Of course, if a smart grad is really stuck for a job, they might do a PhD, hoping that this might lead to a lecturing job. This would be a mistake. There is a massive glut of PhDs and postdocs, and the percentage of newly minted docs making it to a lecturing position is pitifully low. The Lidl store manager job would be a better bet.
Chief Executive Officer at SteDe Associates
5 个月Sean Moran, thank for this article, majority of my friends who studies Chemical Engineer in London could not get a job with their Chemical Engineering degree, for so many years no job, their have to change career, re-study and do low value jobs so to earn a living. Some of them had a first class, what a shame and waste of years of studying Chemical Engineer
Managing Director at AD Consulting & Engineering Ltd - Energy Security and Storage Training Creator for the Energy Institute, UK. Independent Consultant
5 个月Sean Moran CEng FCIWEM thank you for sharing. When I studied for engineering degree, it was a 5 year long course after 1 year at a science college studying science and mathematics. The 5 year degree course had first 2 years common or general engineering covering mech, electrical, civil, structural, etc. Then, 3 years for the selected discipline of mechanical or electrical or civil/structural. The best part was practical training in various labs, machine tool workshops, boiler room, engine room, drawing practice and much more alongside theory and mathematics. I trained many engineering graduates in the gas and LNG industry. Unfortunately, some had difficulty in reading drawings. Some were very bright and did very well.

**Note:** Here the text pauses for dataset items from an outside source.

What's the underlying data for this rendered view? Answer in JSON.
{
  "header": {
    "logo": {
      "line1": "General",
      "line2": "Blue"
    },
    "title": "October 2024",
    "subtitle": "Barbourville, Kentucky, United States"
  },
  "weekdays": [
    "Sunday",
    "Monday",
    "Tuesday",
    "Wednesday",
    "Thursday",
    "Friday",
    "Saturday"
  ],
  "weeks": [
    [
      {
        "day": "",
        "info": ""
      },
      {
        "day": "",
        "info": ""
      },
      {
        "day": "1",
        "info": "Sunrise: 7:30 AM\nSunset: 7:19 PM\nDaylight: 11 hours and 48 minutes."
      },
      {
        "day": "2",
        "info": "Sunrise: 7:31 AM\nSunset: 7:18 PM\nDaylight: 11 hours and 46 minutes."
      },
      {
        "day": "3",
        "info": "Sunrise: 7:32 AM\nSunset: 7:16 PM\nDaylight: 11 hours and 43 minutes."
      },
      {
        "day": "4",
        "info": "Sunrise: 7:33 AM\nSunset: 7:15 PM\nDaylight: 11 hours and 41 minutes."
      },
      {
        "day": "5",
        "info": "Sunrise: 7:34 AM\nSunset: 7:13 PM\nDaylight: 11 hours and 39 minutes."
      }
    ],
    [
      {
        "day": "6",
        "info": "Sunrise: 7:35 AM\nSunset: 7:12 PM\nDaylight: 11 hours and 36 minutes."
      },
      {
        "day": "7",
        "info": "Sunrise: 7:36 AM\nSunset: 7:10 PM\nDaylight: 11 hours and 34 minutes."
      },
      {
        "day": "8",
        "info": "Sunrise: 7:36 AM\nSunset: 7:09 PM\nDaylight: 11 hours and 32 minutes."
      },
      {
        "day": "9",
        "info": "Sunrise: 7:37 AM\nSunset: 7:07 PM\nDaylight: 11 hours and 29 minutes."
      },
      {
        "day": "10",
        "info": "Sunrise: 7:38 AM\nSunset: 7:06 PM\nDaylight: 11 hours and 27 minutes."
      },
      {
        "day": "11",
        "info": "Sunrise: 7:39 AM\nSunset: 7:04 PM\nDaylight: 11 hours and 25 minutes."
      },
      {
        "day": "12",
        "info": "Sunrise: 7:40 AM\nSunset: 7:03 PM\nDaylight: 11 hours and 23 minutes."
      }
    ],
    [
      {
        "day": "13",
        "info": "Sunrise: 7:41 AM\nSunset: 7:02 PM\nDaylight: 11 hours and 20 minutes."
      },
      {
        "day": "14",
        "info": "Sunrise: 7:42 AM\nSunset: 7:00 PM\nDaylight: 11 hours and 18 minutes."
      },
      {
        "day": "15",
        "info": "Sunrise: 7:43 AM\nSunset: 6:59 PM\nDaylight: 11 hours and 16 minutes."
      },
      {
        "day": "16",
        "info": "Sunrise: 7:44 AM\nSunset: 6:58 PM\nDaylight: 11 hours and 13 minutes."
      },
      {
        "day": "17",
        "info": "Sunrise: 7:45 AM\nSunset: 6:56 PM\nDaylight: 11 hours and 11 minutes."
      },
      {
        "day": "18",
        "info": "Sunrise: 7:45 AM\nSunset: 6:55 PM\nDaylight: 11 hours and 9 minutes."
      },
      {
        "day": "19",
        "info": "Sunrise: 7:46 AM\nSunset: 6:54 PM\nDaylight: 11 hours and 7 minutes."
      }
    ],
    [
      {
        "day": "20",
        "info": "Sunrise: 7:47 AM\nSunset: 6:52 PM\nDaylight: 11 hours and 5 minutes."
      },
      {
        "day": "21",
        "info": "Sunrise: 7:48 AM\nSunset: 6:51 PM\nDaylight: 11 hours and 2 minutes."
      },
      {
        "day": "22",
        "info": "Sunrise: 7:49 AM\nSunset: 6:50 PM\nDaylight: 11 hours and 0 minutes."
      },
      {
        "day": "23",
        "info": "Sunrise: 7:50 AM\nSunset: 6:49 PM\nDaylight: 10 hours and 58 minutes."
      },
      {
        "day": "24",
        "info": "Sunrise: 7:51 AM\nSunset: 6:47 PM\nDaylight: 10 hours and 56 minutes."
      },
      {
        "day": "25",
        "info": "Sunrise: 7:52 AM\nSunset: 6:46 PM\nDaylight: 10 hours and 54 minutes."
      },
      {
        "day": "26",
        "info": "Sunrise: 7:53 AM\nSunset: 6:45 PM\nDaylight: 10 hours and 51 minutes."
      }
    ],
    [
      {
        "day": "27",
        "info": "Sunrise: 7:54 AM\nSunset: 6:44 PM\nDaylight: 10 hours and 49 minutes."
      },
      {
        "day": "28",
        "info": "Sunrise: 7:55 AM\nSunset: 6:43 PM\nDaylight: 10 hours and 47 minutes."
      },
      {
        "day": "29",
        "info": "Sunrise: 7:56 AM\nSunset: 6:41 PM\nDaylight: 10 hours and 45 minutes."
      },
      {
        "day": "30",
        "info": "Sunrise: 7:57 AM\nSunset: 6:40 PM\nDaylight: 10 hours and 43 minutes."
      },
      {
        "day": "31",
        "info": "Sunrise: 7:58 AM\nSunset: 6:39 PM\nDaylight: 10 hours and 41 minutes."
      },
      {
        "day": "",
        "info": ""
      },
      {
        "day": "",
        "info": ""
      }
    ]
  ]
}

Principal Process Engineer at Stantec
6 个月I have a son who is apprenticing as a carpenter. He could have gone to college for a year and then worked under a qualified carpenter to gain his hours. However, after working for awhile, he decided to take the alternative route - attend school for six weeks per year while working for his employer. I wonder if we have lost that aspect in engineering. My supervisor used to say the university teaches students to think, employers teach them to be engineers. I went into engineering after two years of chemistry. Back then, you had to have at least one year of sciences before you could enter engineering. Some of my teachers had practiced and were still practicing as engineers. Some had not. They were good teachers. My degree was in “Applied Science”. I only became an engineer after working under other engineers. I think we have lost the idea that we learn and then apprentice. Universities need to rediscover how to teach and companies need to rediscover how to mentor apprentices.